Yuval Levin and Adam J. White at National Review:
George Washington’s Thanksgiving Proclamation in 1789, like so many other aspects of his presidency, set a precedent. Even if they were spurred by a congressional resolution, Washington’s words went far beyond Congress’s, offering the newly constituted people an example of what to be grateful for, and how to express that gratitude.
Washington went on to further exemplify constitutional gratitude at the end of his presidency, in his 1796 farewell address. There he expressed thanks not just to those who created the Constitution, but also to the Americans now tasked with sustaining it. They had entrusted Washington with the first presidency, and his farewell address is replete with statements of gratitude to Americans, of love for America, and of a profound sense of that with which he had been entrusted.
The man who had devoted his life first to the revolution, and then to the Constitution, left office not suggesting that the people were indebted to him, but the opposite: He offered “deep acknowledgement of that debt of gratitude which I owe to my beloved country,” he wrote, “for the many honors it has conferred upon me; still more for the steadfast confidence with which it has supported me; and for the opportunities I have thence enjoyed of manifesting my inviolable attachment.” The presidency was not a prize that he had earned, but an “important trust” that soon would be committed to his successor.

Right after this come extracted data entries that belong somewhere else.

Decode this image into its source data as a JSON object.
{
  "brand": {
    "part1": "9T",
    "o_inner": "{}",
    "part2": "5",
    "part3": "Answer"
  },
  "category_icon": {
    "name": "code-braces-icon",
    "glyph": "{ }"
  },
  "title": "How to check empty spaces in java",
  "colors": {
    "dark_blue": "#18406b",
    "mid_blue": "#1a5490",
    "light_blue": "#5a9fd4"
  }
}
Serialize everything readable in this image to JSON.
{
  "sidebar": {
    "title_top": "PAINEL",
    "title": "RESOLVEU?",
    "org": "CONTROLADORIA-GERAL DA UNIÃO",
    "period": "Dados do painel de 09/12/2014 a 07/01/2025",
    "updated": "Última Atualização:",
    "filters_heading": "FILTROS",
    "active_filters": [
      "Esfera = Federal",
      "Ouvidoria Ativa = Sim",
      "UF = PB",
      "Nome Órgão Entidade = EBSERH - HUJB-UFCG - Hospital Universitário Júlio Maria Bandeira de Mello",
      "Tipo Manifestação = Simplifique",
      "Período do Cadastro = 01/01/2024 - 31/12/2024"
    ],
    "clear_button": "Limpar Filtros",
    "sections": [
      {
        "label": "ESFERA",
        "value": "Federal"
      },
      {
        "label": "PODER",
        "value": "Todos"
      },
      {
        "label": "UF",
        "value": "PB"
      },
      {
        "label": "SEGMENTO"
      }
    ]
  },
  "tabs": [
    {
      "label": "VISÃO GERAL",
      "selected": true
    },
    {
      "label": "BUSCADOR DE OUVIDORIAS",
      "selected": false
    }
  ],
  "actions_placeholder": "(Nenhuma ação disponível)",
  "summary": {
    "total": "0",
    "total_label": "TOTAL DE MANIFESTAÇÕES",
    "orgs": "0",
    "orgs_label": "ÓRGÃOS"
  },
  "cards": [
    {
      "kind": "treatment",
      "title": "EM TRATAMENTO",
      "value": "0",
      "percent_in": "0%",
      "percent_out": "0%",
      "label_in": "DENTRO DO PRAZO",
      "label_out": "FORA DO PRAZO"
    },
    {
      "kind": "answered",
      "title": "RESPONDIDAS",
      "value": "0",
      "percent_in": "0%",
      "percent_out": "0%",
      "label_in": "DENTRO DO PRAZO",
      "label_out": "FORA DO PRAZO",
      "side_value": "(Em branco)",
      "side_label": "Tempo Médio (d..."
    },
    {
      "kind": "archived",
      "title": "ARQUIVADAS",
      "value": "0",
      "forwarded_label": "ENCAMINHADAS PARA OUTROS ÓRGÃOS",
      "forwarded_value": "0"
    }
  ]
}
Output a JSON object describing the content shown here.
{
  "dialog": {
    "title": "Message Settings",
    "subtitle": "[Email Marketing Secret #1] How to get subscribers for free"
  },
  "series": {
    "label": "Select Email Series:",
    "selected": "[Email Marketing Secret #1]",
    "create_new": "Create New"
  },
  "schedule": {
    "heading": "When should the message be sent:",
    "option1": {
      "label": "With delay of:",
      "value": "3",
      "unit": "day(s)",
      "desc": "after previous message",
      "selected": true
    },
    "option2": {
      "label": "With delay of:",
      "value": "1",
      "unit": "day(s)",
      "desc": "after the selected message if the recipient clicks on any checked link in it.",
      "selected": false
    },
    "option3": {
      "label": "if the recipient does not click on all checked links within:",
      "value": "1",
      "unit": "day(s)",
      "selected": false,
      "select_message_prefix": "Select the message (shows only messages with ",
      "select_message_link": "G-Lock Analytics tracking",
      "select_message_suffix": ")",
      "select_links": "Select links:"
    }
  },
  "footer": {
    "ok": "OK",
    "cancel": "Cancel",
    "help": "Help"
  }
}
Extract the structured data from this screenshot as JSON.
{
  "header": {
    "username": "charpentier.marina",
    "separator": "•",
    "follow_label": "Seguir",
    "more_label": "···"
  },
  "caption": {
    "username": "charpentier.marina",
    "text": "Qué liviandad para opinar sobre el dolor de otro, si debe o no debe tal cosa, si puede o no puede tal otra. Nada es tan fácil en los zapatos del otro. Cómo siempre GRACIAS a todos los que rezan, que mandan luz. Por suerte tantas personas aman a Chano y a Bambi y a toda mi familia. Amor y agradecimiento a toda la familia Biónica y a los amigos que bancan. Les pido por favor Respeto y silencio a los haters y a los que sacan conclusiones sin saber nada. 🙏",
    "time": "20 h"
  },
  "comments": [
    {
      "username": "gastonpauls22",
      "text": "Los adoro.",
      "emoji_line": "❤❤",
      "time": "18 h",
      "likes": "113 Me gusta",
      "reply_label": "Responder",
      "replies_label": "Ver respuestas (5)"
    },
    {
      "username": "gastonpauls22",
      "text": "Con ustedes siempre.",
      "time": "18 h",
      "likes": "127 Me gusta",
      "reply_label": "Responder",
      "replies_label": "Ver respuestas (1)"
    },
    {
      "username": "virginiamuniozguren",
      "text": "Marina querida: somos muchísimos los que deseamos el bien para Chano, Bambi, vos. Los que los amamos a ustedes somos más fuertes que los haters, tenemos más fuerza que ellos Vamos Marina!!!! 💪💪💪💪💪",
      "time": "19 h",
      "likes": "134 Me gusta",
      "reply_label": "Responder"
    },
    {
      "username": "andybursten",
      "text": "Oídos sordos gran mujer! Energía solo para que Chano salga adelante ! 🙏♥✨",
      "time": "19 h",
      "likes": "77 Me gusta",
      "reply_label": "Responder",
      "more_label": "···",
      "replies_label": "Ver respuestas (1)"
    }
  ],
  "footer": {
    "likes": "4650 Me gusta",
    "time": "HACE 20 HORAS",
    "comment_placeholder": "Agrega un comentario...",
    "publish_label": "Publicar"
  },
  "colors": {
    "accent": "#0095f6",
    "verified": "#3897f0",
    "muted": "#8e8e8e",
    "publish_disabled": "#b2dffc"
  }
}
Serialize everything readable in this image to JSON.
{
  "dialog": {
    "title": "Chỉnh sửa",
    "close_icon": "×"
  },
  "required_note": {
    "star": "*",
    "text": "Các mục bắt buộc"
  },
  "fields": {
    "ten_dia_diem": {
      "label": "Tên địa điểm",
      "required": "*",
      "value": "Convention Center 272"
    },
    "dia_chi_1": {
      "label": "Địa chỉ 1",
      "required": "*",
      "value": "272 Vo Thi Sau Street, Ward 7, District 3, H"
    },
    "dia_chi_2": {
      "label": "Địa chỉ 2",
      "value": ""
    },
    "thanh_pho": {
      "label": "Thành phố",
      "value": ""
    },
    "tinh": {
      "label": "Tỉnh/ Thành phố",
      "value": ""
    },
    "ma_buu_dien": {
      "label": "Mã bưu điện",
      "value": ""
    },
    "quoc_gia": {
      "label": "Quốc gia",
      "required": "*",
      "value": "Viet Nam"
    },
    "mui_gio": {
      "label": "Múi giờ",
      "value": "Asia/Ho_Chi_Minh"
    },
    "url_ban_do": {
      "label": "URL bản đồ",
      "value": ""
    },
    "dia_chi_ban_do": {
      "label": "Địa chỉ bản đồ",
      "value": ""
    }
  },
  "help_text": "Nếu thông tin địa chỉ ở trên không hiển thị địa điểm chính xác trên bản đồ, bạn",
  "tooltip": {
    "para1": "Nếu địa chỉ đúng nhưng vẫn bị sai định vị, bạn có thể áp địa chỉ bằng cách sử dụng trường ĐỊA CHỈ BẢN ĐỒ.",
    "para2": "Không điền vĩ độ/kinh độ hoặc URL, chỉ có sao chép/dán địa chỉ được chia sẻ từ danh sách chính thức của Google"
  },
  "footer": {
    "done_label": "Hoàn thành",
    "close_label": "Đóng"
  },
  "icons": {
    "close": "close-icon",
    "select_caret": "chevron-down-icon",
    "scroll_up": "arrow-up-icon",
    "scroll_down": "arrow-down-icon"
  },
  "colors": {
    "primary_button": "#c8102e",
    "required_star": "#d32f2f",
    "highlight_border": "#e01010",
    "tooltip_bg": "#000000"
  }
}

Washington would not be the last president to speak in such terms, nor should these themes be the exclusive province of presidents. Statesmen in Congress can offer such examples, too. In Federalist No. 57, James Madison writes that members of Congress would be motivated by more than just ambition and self-interest; he also counted duty and gratitude among “the chords by which [those members] will be bound to fidelity and sympathy with the great mass of the people.”
Some more than others, of course, and if the likes of Washington and Lincoln are rare in the White House then they are rarer still on Capitol Hill. But when members of Congress, like presidents, are able to define their office not just in terms of power but also in terms of gratitude both to their fellow countrymen and to their forefathers, they help to perpetuate the Constitution that creates their offices; and they offer an example for the people whose own constitutional gratitude is indispensable for this perpetuation.
This Thanksgiving, when the nation is battered by a pandemic and fractured by political strife, we can hope that statesmen will step forward to exemplify constitutional gratitude. But more important, we can rediscover the sources of our own gratitude, for those who wrote the Constitution and those who perpetuated it — not just for our own sake, but for the sake of posterity.